Community Velocity Models (CVMs) for different regions in California exist at different scales and levels of complexity. These models are used in various studies that lead to improved seismic hazard assessment. Extending the CVMs outside their original geographic domain presents opportunities to enhance their development and representation. Harvesting models from local to regional scales and capturing meaningful complexity will ensure the next generation of CVMs is widely used. In Southern California, research has shown that the two popular regional scale CVMs integral to ground motion prediction studies and seismic hazard estimates fit low-frequency seismograms reasonably well. However, for higher frequencies, most important to structural engineers, they underperform. Improving the CVMs through the traditional method of full-waveform inversion remains computationally prohibitive due to their large spatial scale. At the same time, dense seismic arrays have made it possible to produce better images of active fault zones, high-resolution attenuation models of the shallow crust, and high-resolution velocity models of sedimentary basins near the southern San Andreas fault. This advancement in instrumentation has triggered the development of UCVM to produce hybrid models comprising the CVMs and high-resolution basin models seamlessly stitched together.
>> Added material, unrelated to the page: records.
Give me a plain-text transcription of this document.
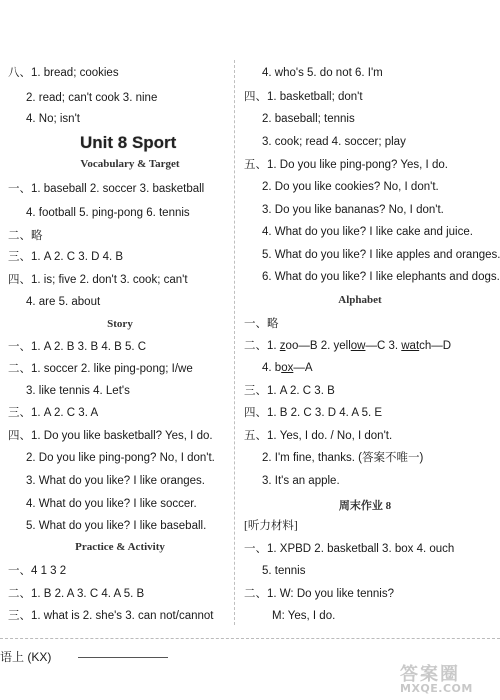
八、1. bread; cookies
2. read; can't cook 3. nine
4. No; isn't
Unit 8 Sport
Vocabulary & Target
一、1. baseball 2. soccer 3. basketball
4. football 5. ping-pong 6. tennis
二、略
三、1. A 2. C 3. D 4. B
四、1. is; five 2. don't 3. cook; can't
4. are 5. about
Story
一、1. A 2. B 3. B 4. B 5. C
二、1. soccer 2. like ping-pong; I/we
3. like tennis 4. Let's
三、1. A 2. C 3. A
四、1. Do you like basketball? Yes, I do.
2. Do you like ping-pong? No, I don't.
3. What do you like? I like oranges.
4. What do you like? I like soccer.
5. What do you like? I like baseball.
Practice & Activity
一、4 1 3 2
二、1. B 2. A 3. C 4. A 5. B
三、1. what is 2. she's 3. can not/cannot
4. who's 5. do not 6. I'm
四、1. basketball; don't
2. baseball; tennis
3. cook; read 4. soccer; play
五、1. Do you like ping-pong? Yes, I do.
2. Do you like cookies? No, I don't.
3. Do you like bananas? No, I don't.
4. What do you like? I like cake and juice.
5. What do you like? I like apples and oranges.
6. What do you like? I like elephants and dogs.
Alphabet
一、略
二、1. zoo—B 2. yellow—C 3. watch—D
4. box—A
三、1. A 2. C 3. B
四、1. B 2. C 3. D 4. A 5. E
五、1. Yes, I do. / No, I don't.
2. I'm fine, thanks. (答案不唯一)
3. It's an apple.
周末作业 8
[听力材料]
一、1. XPBD 2. basketball 3. box 4. ouch
5. tennis
二、1. W: Do you like tennis?
M: Yes, I do.
语上 (KX)
答案圈
MXQE.COM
Model hybridization can be performed using models of arbitrary shape and has two main advantages: 1. the exploitation of the fine spatial resolution of local models in ground motion predictions, and 2. a more comprehensive evaluation of the parent CVMs since the same local model improvements can be applied to any CVM. Therefore, the influence of other hyperparameters in model representation, including attenuation, anisotropy, surface topography, and geotechnical modifications, on ground motion predictions can be carefully evaluated to give insight into model performance.